Pi-yû est évidemment la meilleure traduction ; malheureusement, ce terme est trop étendu. Il désigne à la fois, la comparaison, — l’Apologue, — l’Avadâna, — trois genres voisins, analogues, mais distincts.

Comparaison. Fable, Avadâna. — La comparaison (apamâ en sanskrit, dpe en tibétain) est un mode de démonstration très usité dans le Bouddhisme. Wassilief dit qu’il est spécial à l’école septentrionale Vaibhâṣika. Soit ! mais la Comparaison fourmille dans des ouvrages qui n’émanent pas de cette école.
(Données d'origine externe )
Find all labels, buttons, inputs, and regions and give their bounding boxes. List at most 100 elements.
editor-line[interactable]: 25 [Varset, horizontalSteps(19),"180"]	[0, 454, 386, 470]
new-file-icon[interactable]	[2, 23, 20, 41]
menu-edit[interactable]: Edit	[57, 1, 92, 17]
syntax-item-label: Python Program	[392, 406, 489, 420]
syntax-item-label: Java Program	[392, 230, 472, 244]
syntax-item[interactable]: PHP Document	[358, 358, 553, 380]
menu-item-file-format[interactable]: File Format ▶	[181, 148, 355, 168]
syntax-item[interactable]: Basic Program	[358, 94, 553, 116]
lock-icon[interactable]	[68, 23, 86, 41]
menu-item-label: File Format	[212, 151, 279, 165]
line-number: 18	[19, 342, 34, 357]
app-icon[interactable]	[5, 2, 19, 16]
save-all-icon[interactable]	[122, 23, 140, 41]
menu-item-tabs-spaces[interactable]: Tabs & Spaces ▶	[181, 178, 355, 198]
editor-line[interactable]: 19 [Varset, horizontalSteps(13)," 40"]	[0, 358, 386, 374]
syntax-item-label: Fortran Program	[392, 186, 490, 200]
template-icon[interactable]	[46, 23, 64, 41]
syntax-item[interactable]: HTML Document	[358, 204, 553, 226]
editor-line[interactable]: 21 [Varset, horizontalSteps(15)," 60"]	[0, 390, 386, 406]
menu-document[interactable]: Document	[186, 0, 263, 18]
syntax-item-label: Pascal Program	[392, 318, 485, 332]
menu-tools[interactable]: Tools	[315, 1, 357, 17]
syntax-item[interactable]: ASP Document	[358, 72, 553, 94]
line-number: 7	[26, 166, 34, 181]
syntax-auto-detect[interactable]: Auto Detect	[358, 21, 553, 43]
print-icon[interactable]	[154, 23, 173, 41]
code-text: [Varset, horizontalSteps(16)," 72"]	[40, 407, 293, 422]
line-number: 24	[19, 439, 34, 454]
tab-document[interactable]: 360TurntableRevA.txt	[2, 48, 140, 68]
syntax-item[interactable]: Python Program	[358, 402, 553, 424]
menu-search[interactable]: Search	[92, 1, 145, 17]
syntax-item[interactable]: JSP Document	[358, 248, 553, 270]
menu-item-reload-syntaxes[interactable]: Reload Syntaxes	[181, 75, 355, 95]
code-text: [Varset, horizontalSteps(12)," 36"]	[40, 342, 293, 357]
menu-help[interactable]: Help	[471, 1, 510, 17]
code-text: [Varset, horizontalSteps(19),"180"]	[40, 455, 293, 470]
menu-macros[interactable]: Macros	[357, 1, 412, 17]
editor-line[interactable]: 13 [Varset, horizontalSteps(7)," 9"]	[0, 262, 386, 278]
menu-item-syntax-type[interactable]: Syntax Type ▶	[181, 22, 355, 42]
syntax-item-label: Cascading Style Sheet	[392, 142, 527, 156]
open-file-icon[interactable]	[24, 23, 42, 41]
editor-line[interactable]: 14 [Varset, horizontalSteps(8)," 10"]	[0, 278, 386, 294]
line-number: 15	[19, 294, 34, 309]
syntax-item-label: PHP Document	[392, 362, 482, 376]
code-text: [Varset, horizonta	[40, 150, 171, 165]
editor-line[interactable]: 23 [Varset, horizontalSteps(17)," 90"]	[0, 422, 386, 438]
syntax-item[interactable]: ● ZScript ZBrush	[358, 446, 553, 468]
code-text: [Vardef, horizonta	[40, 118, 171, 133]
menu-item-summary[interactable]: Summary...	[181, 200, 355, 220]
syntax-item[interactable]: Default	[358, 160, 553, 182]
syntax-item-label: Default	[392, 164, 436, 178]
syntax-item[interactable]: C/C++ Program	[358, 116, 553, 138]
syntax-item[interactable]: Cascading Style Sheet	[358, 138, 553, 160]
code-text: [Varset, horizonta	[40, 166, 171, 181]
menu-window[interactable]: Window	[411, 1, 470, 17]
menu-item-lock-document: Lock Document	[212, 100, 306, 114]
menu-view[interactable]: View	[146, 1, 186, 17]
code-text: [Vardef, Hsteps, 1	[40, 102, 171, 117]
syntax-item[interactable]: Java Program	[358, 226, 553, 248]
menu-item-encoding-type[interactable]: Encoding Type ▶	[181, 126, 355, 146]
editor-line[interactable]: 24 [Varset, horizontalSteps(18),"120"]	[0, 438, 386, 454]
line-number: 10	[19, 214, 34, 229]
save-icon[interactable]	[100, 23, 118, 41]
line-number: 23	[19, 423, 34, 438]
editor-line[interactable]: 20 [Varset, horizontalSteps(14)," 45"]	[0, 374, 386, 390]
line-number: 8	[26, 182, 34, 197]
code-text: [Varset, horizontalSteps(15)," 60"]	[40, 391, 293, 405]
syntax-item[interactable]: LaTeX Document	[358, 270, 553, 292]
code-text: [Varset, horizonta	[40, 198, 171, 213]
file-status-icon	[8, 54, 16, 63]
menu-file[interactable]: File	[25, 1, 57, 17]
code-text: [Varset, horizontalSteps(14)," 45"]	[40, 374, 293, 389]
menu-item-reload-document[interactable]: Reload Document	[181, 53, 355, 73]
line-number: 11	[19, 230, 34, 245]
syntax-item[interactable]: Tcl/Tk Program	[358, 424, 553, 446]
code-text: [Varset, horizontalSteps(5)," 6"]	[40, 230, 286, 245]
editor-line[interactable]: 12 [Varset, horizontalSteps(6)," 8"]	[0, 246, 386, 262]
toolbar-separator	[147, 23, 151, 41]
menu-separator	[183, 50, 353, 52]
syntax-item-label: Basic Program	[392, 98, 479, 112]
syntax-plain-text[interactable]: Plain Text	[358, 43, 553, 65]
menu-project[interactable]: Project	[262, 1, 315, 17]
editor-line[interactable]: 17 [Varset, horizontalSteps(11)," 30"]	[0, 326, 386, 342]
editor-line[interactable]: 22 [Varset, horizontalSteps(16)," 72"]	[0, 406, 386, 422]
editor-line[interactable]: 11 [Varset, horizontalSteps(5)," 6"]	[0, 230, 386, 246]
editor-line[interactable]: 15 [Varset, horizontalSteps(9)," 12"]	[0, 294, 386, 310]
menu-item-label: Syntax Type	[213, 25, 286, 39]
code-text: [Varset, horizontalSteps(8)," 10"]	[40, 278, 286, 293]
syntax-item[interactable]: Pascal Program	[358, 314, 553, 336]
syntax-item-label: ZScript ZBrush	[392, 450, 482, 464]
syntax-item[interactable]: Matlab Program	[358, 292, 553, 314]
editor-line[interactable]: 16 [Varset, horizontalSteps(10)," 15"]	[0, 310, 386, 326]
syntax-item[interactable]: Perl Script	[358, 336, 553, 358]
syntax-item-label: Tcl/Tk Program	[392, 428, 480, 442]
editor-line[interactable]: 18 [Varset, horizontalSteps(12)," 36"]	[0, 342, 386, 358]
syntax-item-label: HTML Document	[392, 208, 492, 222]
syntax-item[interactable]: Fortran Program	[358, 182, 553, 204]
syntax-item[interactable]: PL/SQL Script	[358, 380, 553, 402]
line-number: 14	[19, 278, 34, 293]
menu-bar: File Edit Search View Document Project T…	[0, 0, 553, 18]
Je n’insiste pas ; et je me permets de renvoyer, pour le type du genre, à la traduction que j’ai donnée du Kumâra-dṛṣtânta-sûtra[1], — parce que ce texte est cité dans l’Avadâna-Çataka (sous son autre titre : Dahara-sûtra).

La Fable, qui repose sur une comparaison, ou qui est le point de départ d’une comparaison, est trop connue pour que je m’y arrête longtemps. On sait qu’elle est essentiellement, sinon exclusivement, indienne. Mais il ne paraît pas qu’elle se rencontre dans le Bouddhisme sous sa forme propre ; elle ne s’y présente que sous la forme de l’Avadâna. L’Avadâna n’est cependant pas la Fable.

Qu’un conteur, Ésope ou Babryas, Phèdre, La Fontaine, nous explique, en y joignant une moralité, comment jadis un oiseau à long cou et à long bec retira un os de la gorge d’un loup et ne fut payé de sa peine qu’en injures et en menaces ; nous avons là une fable, un apologue, c’est-à-dire un récit fictif et allégorique, augmenté de conseils sur la manière de se diriger dans la vie. Mais que ce récit soit mis dans la bouche d’un personnage qui ajoute que l’oiseau, c’était lui-même, que le loup était un sien cousin dont il n’a pas à se louer, et que leurs relations d’aujourd’hui ne sont que la continuation ou la conséquence de leurs relations d’autrefois ; nous avons alors un enseignement d’un tout autre caractère et d’une tout autre portée, qui nous montre la fatalité

  1. Annales du musée Guimet, V, p. 133-138.